Dénoncés alors qu’ils se réfugiaient en zone libre, Ginette et sa famille sont arrêtés et déportés le 13 mars 1944 par la Gestapo. Elle passera par plusieurs prisons et camps de concentration : Auschwitz-Birkenau, Bergen-Belsen, Theresienstadt… Elle sera transportée dans le convoi n°71, le même que Simone Veil. Les deux femmes se sont rencontrées, et la future ministre lui offrira même une robe. Ce présent sera pour Ginette une vraie aide qui lui remontera grandement le moral jusqu’à la Libération. Elle perd son père et son frère, gazés dès leur arrivée. C’est son aptitude physique tout autant que sa détermination qui lui permettent de survivre aux travaux forcés. Comme le souligne Yves Nicolin, Madame Kolinka a su garder « cet optimiste permanent, cette joie de vivre sans faille qui lui ont permis de tenir alors qu’il n’y avait plus aucune raison d’espérer ». Elle est libérée et retourne à Paris dans son appartement en juin 1945, où elle retrouve quatre de ses sœurs et sa mère.
50 ans de silence, 50 ans enfermée dans cette pièce aux murs invisibles, 50 ans seule face à la déportation
Yves Nicolin
Madame Kolinka a longtemps gardé le silence, travaillant avec son mari sur un marché d’Aubervilliers. Veuve au début des années 2000, elle rejoint une association d’anciens déportés. Le déclic arrive lorsqu’un réalisateur très connu lui demande son témoignage… Spielberg et La liste de Schindler ! Depuis, elle parcourt la France en racontant son histoire. Avec l’aide de la journaliste Marion Ruggieri, elle est à l’origine de deux livres : Retour à Birkenau et Une vie heureuse. Ces interventions en milieu scolaire permettent de perpétuer le devoir de mémoire de la Shoah. Elle parle de manière calme mais directe, en interpellant les jeunes sur la violence et l’inhumanité des nazis. Mais cette dame déborde de joie de vivre et n’hésite pas à rajouter sa petite touche d’humour.

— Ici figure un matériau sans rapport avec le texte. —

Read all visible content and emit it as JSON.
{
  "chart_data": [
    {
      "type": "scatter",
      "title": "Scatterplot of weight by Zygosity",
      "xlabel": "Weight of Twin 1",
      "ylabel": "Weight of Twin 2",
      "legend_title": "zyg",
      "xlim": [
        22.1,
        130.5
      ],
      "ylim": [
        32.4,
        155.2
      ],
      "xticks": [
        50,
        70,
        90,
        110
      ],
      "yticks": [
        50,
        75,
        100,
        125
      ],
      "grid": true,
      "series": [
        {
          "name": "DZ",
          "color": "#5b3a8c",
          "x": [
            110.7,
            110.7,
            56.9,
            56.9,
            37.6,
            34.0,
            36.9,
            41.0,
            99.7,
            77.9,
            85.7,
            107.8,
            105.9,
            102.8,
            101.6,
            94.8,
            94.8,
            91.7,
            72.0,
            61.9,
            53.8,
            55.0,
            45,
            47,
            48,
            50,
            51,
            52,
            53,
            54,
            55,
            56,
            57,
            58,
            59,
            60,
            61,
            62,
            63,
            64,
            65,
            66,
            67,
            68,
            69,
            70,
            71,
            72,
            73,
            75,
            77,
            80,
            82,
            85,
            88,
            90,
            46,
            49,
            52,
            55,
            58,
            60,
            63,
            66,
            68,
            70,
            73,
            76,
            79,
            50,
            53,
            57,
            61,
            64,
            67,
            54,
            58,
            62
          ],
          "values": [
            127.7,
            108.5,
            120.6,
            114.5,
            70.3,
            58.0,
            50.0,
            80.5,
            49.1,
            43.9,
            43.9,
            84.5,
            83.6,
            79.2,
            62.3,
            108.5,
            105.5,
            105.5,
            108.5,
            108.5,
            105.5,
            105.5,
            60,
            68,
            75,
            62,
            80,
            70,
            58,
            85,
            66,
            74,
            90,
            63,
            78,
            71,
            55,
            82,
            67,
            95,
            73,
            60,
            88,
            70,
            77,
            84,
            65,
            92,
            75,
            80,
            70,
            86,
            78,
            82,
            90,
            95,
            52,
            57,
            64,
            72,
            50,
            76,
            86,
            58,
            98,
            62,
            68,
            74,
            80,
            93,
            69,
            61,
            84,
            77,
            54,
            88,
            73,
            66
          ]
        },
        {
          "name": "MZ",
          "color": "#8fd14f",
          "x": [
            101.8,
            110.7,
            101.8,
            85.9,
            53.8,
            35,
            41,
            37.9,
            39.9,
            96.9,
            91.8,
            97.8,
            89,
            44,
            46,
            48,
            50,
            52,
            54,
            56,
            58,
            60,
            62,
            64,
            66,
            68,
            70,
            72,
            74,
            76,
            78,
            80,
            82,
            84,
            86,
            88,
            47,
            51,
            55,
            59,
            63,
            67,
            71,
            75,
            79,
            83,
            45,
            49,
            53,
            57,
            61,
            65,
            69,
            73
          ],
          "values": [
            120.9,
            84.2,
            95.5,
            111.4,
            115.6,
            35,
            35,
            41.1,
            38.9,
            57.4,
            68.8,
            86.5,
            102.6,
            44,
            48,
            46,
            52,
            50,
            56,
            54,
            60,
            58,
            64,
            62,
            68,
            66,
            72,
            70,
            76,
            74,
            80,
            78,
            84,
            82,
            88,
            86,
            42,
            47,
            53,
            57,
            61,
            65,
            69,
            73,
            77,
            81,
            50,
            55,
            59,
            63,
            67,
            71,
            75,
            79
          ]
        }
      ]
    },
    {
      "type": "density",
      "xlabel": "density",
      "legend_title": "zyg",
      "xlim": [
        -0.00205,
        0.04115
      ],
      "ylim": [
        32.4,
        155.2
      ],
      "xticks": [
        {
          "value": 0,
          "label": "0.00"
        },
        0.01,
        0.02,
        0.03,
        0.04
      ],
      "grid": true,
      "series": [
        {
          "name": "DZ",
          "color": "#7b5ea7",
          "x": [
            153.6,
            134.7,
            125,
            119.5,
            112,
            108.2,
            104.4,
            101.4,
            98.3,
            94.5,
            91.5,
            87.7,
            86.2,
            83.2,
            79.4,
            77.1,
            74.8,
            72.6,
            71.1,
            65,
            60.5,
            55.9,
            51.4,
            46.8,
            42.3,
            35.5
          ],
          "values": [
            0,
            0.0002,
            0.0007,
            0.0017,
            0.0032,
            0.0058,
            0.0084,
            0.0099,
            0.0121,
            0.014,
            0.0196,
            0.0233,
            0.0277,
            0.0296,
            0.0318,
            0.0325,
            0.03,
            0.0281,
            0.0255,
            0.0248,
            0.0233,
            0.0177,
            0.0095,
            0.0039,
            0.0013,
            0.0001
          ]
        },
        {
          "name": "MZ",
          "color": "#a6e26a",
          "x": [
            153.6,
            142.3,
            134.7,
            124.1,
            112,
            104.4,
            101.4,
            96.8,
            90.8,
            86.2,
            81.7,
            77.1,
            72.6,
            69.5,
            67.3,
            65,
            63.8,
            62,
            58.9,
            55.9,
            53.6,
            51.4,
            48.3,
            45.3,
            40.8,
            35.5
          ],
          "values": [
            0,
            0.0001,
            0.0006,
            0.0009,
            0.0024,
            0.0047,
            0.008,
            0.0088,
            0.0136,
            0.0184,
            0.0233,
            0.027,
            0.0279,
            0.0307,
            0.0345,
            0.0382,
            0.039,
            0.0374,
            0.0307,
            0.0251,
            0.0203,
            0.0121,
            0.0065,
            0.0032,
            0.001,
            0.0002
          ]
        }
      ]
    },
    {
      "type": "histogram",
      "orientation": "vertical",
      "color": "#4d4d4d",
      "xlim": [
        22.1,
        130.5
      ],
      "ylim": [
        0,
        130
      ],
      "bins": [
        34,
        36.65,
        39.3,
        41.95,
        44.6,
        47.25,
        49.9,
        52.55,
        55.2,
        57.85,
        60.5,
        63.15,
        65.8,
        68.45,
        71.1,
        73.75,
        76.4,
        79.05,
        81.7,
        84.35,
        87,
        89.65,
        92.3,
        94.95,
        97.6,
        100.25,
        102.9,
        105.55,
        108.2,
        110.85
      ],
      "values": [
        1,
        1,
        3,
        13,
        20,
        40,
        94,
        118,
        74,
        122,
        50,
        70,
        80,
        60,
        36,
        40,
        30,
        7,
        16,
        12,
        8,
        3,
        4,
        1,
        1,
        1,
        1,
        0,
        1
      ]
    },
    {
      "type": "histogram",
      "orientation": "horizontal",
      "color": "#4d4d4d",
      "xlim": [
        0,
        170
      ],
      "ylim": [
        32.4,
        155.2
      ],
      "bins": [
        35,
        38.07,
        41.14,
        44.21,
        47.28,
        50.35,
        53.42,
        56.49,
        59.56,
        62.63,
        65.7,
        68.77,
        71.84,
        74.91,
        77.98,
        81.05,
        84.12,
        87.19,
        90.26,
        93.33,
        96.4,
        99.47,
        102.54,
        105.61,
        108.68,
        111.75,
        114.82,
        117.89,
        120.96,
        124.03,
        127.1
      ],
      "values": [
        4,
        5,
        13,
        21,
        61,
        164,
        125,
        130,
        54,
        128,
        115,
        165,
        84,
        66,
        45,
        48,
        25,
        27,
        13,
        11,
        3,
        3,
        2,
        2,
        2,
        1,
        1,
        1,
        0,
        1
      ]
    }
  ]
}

Ginette Kolinka continue de transmettre son histoire sans relâche. Yves Nicolin et le conseil municipal ont décidé de remettre à cette grande dame, la médaille de Citoyenne d’honneur de la Ville de Roanne. « C’est beaucoup trop d’honneur », commentait-elle ce mardi 7 mars, avec toute l’humilité qui la caractérise. Heureuse d’être à Roanne, territoire qu’elle connait bien puisqu’une partie de sa famille y réside, elle était entourée de ses proches pour l’honorer.
Une plaque nominative lui a également été remise. Elle sera installée dans le futur espace commercial Foch-Sully, dans une rue qui portera son nom, celui d’une dame qui permet de ne jamais oublier la violence et les abus de la guerre.
Au cours de sa prise de parole lors de la cérémonie, elle est revenue sur ses nombreuses interventions dans les collèges : « je leur explique que tout ce qui est arrivé, c’est à cause de la haine, porté par des hommes contre d’autres hommes. Il ne faut pas oublier, il ne faut plus que ça recommence ! Je compte sur eux pour devenir des passeurs de mémoire ». Et après tout ce qu’elle a vécu et les atrocités dont elle a été victime, lorsqu’on lui demande pourquoi elle considère que la vie l’a gâtée, elle répond avec son sourire : « demandez des choses accessibles et vous serez heureux ! ».